MySQL InnoDB Storage Engine Architecture - Index Advanced

Reprinted address: https: //mp.weixin.qq.com/s/HNnzAgUtBoDhhJpsA0fjKQ

The world's only two things can shock people's hearts: one is a lofty ethical standards in our hearts; the other is brilliant sky above us - [Kant]

 

Hello everyone, today I share with you some MySQL-related knowledge, and hope this article can give us some help in the work.

 

In the interview, the interviewer will often ask some database optimization. For example: How to speed up queries. Usually they are generally the kind of answer

  1. Indexed

  2. Modify sql, reducing unnecessary fields

  3. limit

  4. Sub-library sub-table

  5. and many more

 

The answer is very superficial . Since the index can speed up queries, Well, here we talk about B + index under the MySQL InnoDB storage engine.

 

In MySQL's InnoDB engine, in order to speed up the search, you can add an index, table of contents is like a book in the field, to locate the contents of the book in which page through the directory.

 InnoDB supports indexes are summarized as follows:

  • B + tree index

  • Full-text index

  • Hash indexes

        

The author of this article already mentioned, InnoDB hash index is adaptive, users can not intervene, not discussed here, this article focuses on B + tree index.

"MySQL InnoDB Storage Engine Architecture - Memory Management"

 

 

 

 

 

 

https://blog.csdn.net/nuoWei_SenLin/article/details/83034832

 

 

 

 

 

 

 

-B + tree data structure 01

I think we all learned a binary search data structures in the course of the university, the binary tree and balanced binary tree. In an ordered set of data, use binary search to quickly retrieve data complexity log2N, a balanced binary tree is evolved on the basis of the binary search tree, to solve the binary search tree into in extreme cases questionnaire list. The B + trees? Let's look at the structure of B + tree

 

In the B + tree, the data are stored in accordance with the order from the large to the leaf nodes, the figure can be derived B + tree, B + tree height Zheke is 2, each of which can store four data fanout 5, a first page index layer, the second layer is a data page.
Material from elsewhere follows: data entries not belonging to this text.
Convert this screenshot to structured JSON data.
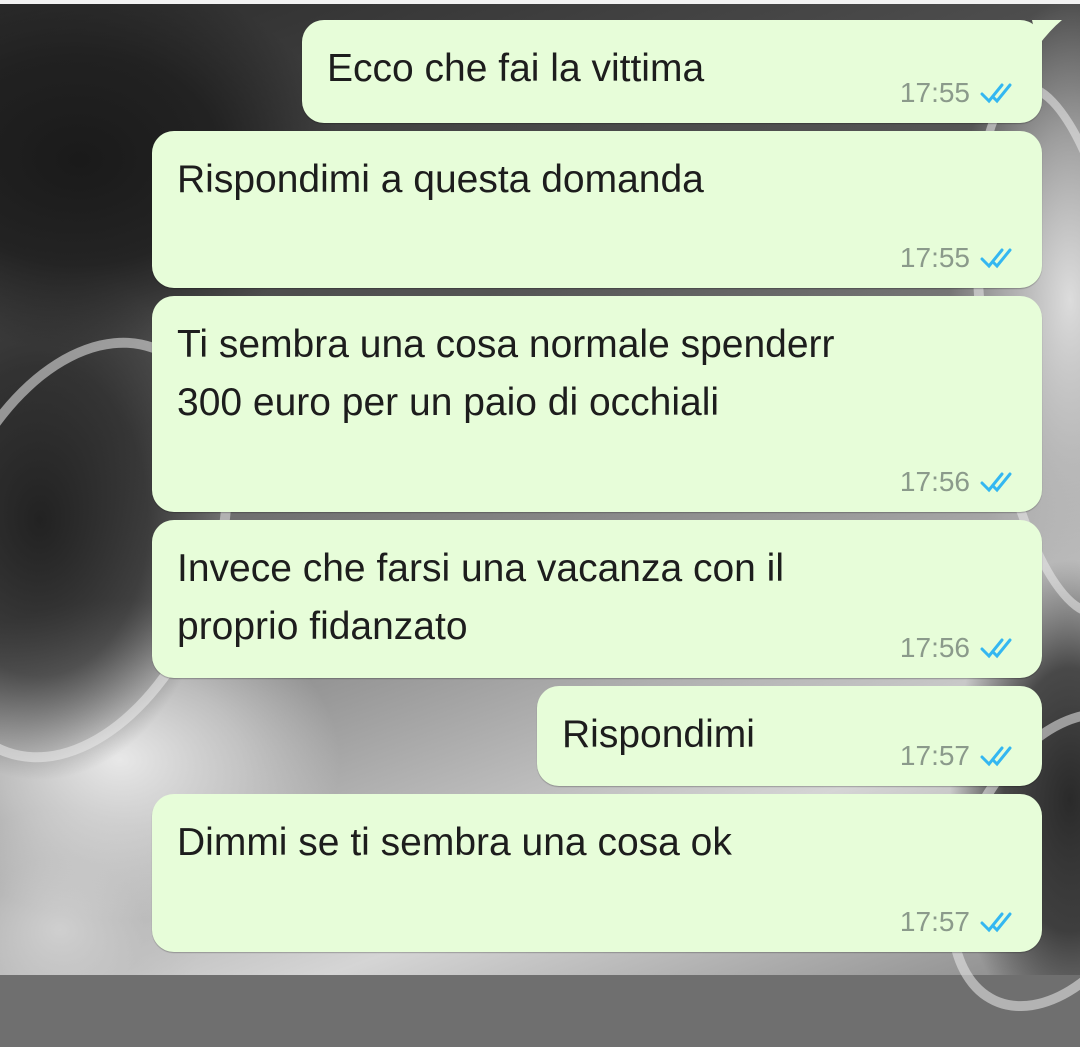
{
  "chat": {
    "messages": [
      {
        "text": "Ecco che fai la vittima",
        "time": "17:55",
        "status_icon": "double-check-read-icon"
      },
      {
        "text": "Rispondimi a questa domanda",
        "time": "17:55",
        "status_icon": "double-check-read-icon"
      },
      {
        "text": "Ti sembra una cosa normale spenderr\n300 euro per un paio di occhiali",
        "time": "17:56",
        "status_icon": "double-check-read-icon"
      },
      {
        "text": "Invece che farsi una vacanza con il\nproprio fidanzato",
        "time": "17:56",
        "status_icon": "double-check-read-icon"
      },
      {
        "text": "Rispondimi",
        "time": "17:57",
        "status_icon": "double-check-read-icon"
      },
      {
        "text": "Dimmi se ti sembra una cosa ok",
        "time": "17:57",
        "status_icon": "double-check-read-icon"
      }
    ]
  },
  "colors": {
    "bubble_background": "#e7fdd9",
    "read_tick": "#34b7f1",
    "timestamp": "#8b9a8b"
  }
}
Essence database B + tree index is a B + tree in the database to achieve, and the height of the B + tree is generally limited to 2-4 layers, magnetic disk IO operations requires only 2-4 times, so look for the data in the index, fast.

 

 

 

 

 

 02B + tree index

a. clustered index

In InnoDB engine, has a clustered index, typically primary key, if the user does not display the specified primary key, InnoDB table by default unique index to select the first not null primary key, if not, it will automatically create a 6 _rowid byte size as the primary key.

 

 

The figure is a schematic diagram of a clustered index from the figure, we can see, the tree is divided into two layers, the first layer is the same index page, the second layer is a data page, where real data is stored. We can also draw, index pages to store data but not the offset point to a real data and real data stored in the data page of the second layer, so if a SQL statement index hit, just hit the index page data and find the page where the real data through the index page.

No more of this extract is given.